A empresa foi acusada de promover um padrão estético excludente: jovens brancos, magros e atléticos eram tanto os rostos das campanhas quanto os funcionários das vitrines. Em 2003, um processo coletivo por discriminação racial expôs práticas internas da companhia que, segundo os acusadores, marginalizavam minorias raciais. O caso ganhou repercussão global, resultou em um acordo multimilionário e levou a empresa a revisar suas políticas de contratação e marketing.
Esse movimento não foi apenas jurídico, mas também cultural.
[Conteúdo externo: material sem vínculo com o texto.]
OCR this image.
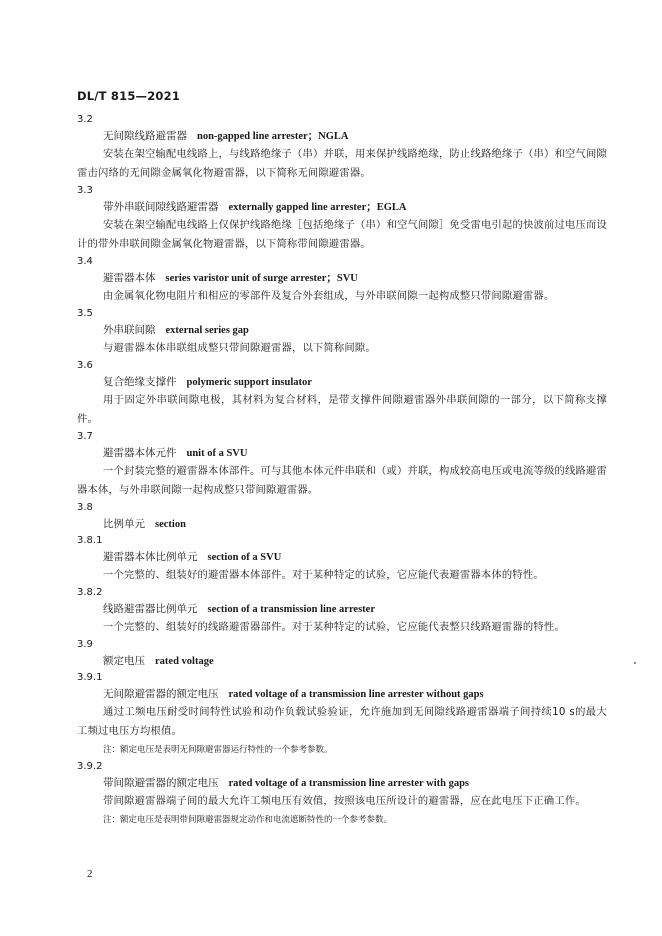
DL/T 815—2021
3.2
无间隙线路避雷器 non-gapped line arrester；NGLA
安装在架空输配电线路上，与线路绝缘子（串）并联，用来保护线路绝缘，防止线路绝缘子（串）和空气间隙雷击闪络的无间隙金属氧化物避雷器，以下简称无间隙避雷器。
3.3
带外串联间隙线路避雷器 externally gapped line arrester；EGLA
安装在架空输配电线路上仅保护线路绝缘［包括绝缘子（串）和空气间隙］免受雷电引起的快波前过电压而设计的带外串联间隙金属氧化物避雷器，以下简称带间隙避雷器。
3.4
避雷器本体 series varistor unit of surge arrester；SVU
由金属氧化物电阻片和相应的零部件及复合外套组成，与外串联间隙一起构成整只带间隙避雷器。
3.5
外串联间隙 external series gap
与避雷器本体串联组成整只带间隙避雷器，以下简称间隙。
3.6
复合绝缘支撑件 polymeric support insulator
用于固定外串联间隙电极，其材料为复合材料，是带支撑件间隙避雷器外串联间隙的一部分，以下简称支撑件。
3.7
避雷器本体元件 unit of a SVU
一个封装完整的避雷器本体部件。可与其他本体元件串联和（或）并联，构成较高电压或电流等级的线路避雷器本体，与外串联间隙一起构成整只带间隙避雷器。
3.8
比例单元 section
3.8.1
避雷器本体比例单元 section of a SVU
一个完整的、组装好的避雷器本体部件。对于某种特定的试验，它应能代表避雷器本体的特性。
3.8.2
线路避雷器比例单元 section of a transmission line arrester
一个完整的、组装好的线路避雷器部件。对于某种特定的试验，它应能代表整只线路避雷器的特性。
3.9
额定电压 rated voltage
3.9.1
无间隙避雷器的额定电压 rated voltage of a transmission line arrester without gaps
通过工频电压耐受时间特性试验和动作负载试验验证，允许施加到无间隙线路避雷器端子间持续10 s的最大工频过电压方均根值。
注：额定电压是表明无间隙避雷器运行特性的一个参考参数。
3.9.2
带间隙避雷器的额定电压 rated voltage of a transmission line arrester with gaps
带间隙避雷器端子间的最大允许工频电压有效值，按照该电压所设计的避雷器，应在此电压下正确工作。
注：额定电压是表明带间隙避雷器规定动作和电流遮断特性的一个参考参数。
2
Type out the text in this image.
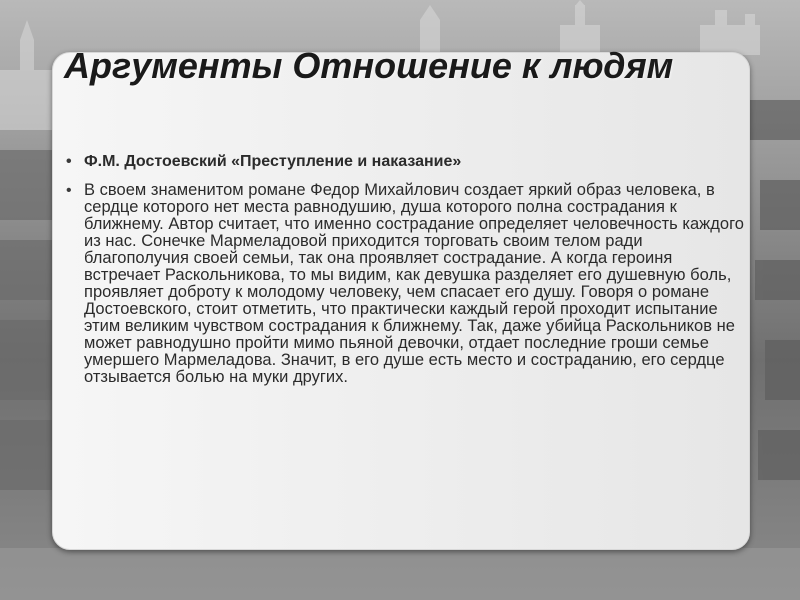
Аргументы Отношение к людям
• Ф.М. Достоевский «Преступление и наказание»
• В своем знаменитом романе Федор Михайлович создает яркий образ человека, в сердце которого нет места равнодушию, душа которого полна сострадания к ближнему. Автор считает, что именно сострадание определяет человечность каждого из нас. Сонечке Мармеладовой приходится торговать своим телом ради благополучия своей семьи, так она проявляет сострадание. А когда героиня встречает Раскольникова, то мы видим, как девушка разделяет его душевную боль, проявляет доброту к молодому человеку, чем спасает его душу. Говоря о романе Достоевского, стоит отметить, что практически каждый герой проходит испытание этим великим чувством сострадания к ближнему. Так, даже убийца Раскольников не может равнодушно пройти мимо пьяной девочки, отдает последние гроши семье умершего Мармеладова. Значит, в его душе есть место и состраданию, его сердце отзывается болью на муки других.
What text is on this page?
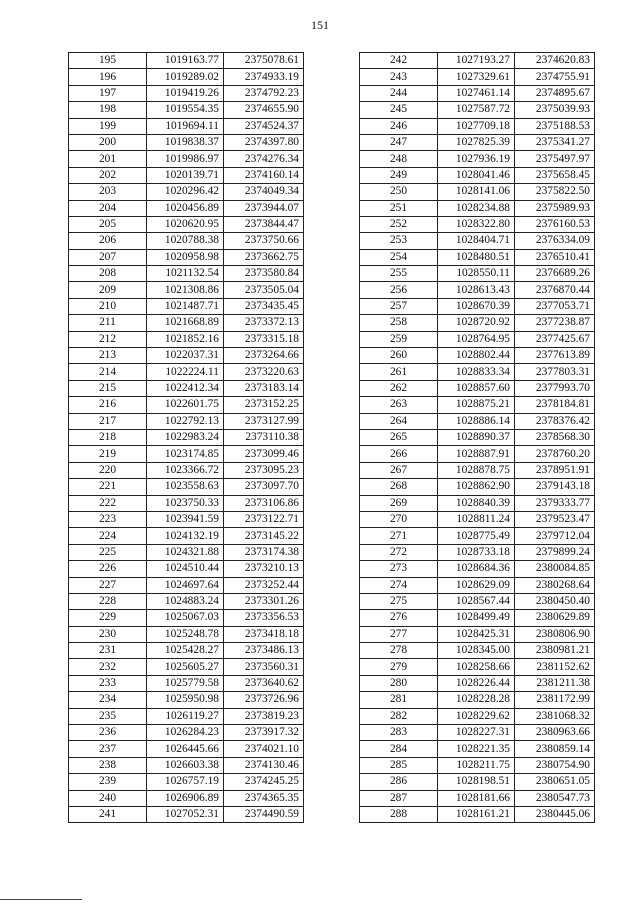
151
195	1019163.77	2375078.61
196	1019289.02	2374933.19
197	1019419.26	2374792.23
198	1019554.35	2374655.90
199	1019694.11	2374524.37
200	1019838.37	2374397.80
201	1019986.97	2374276.34
202	1020139.71	2374160.14
203	1020296.42	2374049.34
204	1020456.89	2373944.07
205	1020620.95	2373844.47
206	1020788.38	2373750.66
207	1020958.98	2373662.75
208	1021132.54	2373580.84
209	1021308.86	2373505.04
210	1021487.71	2373435.45
211	1021668.89	2373372.13
212	1021852.16	2373315.18
213	1022037.31	2373264.66
214	1022224.11	2373220.63
215	1022412.34	2373183.14
216	1022601.75	2373152.25
217	1022792.13	2373127.99
218	1022983.24	2373110.38
219	1023174.85	2373099.46
220	1023366.72	2373095.23
221	1023558.63	2373097.70
222	1023750.33	2373106.86
223	1023941.59	2373122.71
224	1024132.19	2373145.22
225	1024321.88	2373174.38
226	1024510.44	2373210.13
227	1024697.64	2373252.44
228	1024883.24	2373301.26
229	1025067.03	2373356.53
230	1025248.78	2373418.18
231	1025428.27	2373486.13
232	1025605.27	2373560.31
233	1025779.58	2373640.62
234	1025950.98	2373726.96
235	1026119.27	2373819.23
236	1026284.23	2373917.32
237	1026445.66	2374021.10
238	1026603.38	2374130.46
239	1026757.19	2374245.25
240	1026906.89	2374365.35
241	1027052.31	2374490.59
242	1027193.27	2374620.83
243	1027329.61	2374755.91
244	1027461.14	2374895.67
245	1027587.72	2375039.93
246	1027709.18	2375188.53
247	1027825.39	2375341.27
248	1027936.19	2375497.97
249	1028041.46	2375658.45
250	1028141.06	2375822.50
251	1028234.88	2375989.93
252	1028322.80	2376160.53
253	1028404.71	2376334.09
254	1028480.51	2376510.41
255	1028550.11	2376689.26
256	1028613.43	2376870.44
257	1028670.39	2377053.71
258	1028720.92	2377238.87
259	1028764.95	2377425.67
260	1028802.44	2377613.89
261	1028833.34	2377803.31
262	1028857.60	2377993.70
263	1028875.21	2378184.81
264	1028886.14	2378376.42
265	1028890.37	2378568.30
266	1028887.91	2378760.20
267	1028878.75	2378951.91
268	1028862.90	2379143.18
269	1028840.39	2379333.77
270	1028811.24	2379523.47
271	1028775.49	2379712.04
272	1028733.18	2379899.24
273	1028684.36	2380084.85
274	1028629.09	2380268.64
275	1028567.44	2380450.40
276	1028499.49	2380629.89
277	1028425.31	2380806.90
278	1028345.00	2380981.21
279	1028258.66	2381152.62
280	1028226.44	2381211.38
281	1028228.28	2381172.99
282	1028229.62	2381068.32
283	1028227.31	2380963.66
284	1028221.35	2380859.14
285	1028211.75	2380754.90
286	1028198.51	2380651.05
287	1028181.66	2380547.73
288	1028161.21	2380445.06
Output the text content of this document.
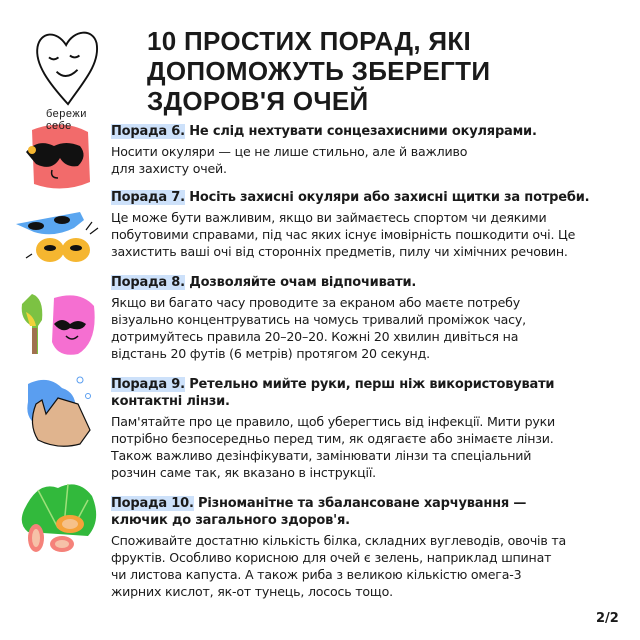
бережи
себе
10 ПРОСТИХ ПОРАД, ЯКІ
ДОПОМОЖУТЬ ЗБЕРЕГТИ
ЗДОРОВ'Я ОЧЕЙ
Порада 6. Не слід нехтувати сонцезахисними окулярами.
Носити окуляри — це не лише стильно, але й важливо
для захисту очей.
Порада 7. Носіть захисні окуляри або захисні щитки за потреби.
Це може бути важливим, якщо ви займаєтесь спортом чи деякими
побутовими справами, під час яких існує імовірність пошкодити очі. Це
захистить ваші очі від сторонніх предметів, пилу чи хімічних речовин.
Порада 8. Дозволяйте очам відпочивати.
Якщо ви багато часу проводите за екраном або маєте потребу
візуально концентруватись на чомусь тривалий проміжок часу,
дотримуйтесь правила 20–20–20. Кожні 20 хвилин дивіться на
відстань 20 футів (6 метрів) протягом 20 секунд.
Порада 9. Ретельно мийте руки, перш ніж використовувати
контактні лінзи.
Пам'ятайте про це правило, щоб уберегтись від інфекції. Мити руки
потрібно безпосередньо перед тим, як одягаєте або знімаєте лінзи.
Також важливо дезінфікувати, замінювати лінзи та спеціальний
розчин саме так, як вказано в інструкції.
Порада 10. Різноманітне та збалансоване харчування —
ключик до загального здоров'я.
Споживайте достатню кількість білка, складних вуглеводів, овочів та
фруктів. Особливо корисною для очей є зелень, наприклад шпинат
чи листова капуста. А також риба з великою кількістю омега-3
жирних кислот, як-от тунець, лосось тощо.
2/2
A Abercrombie tornou-se alvo de campanhas organizadas por ativistas e parte da imprensa, que exigiam uma reconstrução total da marca sob o manto da diversidade. Diante da pressão, a empresa cedeu: diversificou seus modelos, alterou o layout das lojas, reconfigurou seu estilo e afastou executivos ligados à fase anterior. Para alguns, um progresso necessário. Para outros, uma descaracterização.
Agora, mais de duas décadas depois, uma situação semelhante atinge outra marca do mesmo segmento: a American Eagle. Recentemente, a empresa lançou uma campanha publicitária estrelada pela atriz Sydney Sweeney, conhecida por seus papéis de destaque em Hollywood e por representar uma feminilidade clássica — loira, sensual, branca e elegante. Apesar de seu apelo popular e carisma evidente, a campanha foi alvo de críticas ferozes por setores da mídia progressista e usuários de redes sociais, que acusaram a marca de promover um “padrão ultrapassado” e de não representar “corpos reais” ou “mulheres diversas”.
A reação beirou o absurdo: criticar uma atriz por ser bonita demais. Exigir de uma marca que ela não associe seus produtos a um ideal estético legítimo — e perfeitamente válido dentro da pluralidade do mercado — revela muito sobre o espírito do tempo. Em vez de celebração da diversidade, o que se vê é uma tentativa de uniformização ideológica, onde qualquer representação que fuja do modelo imposto por militâncias organizadas se torna “problemática”.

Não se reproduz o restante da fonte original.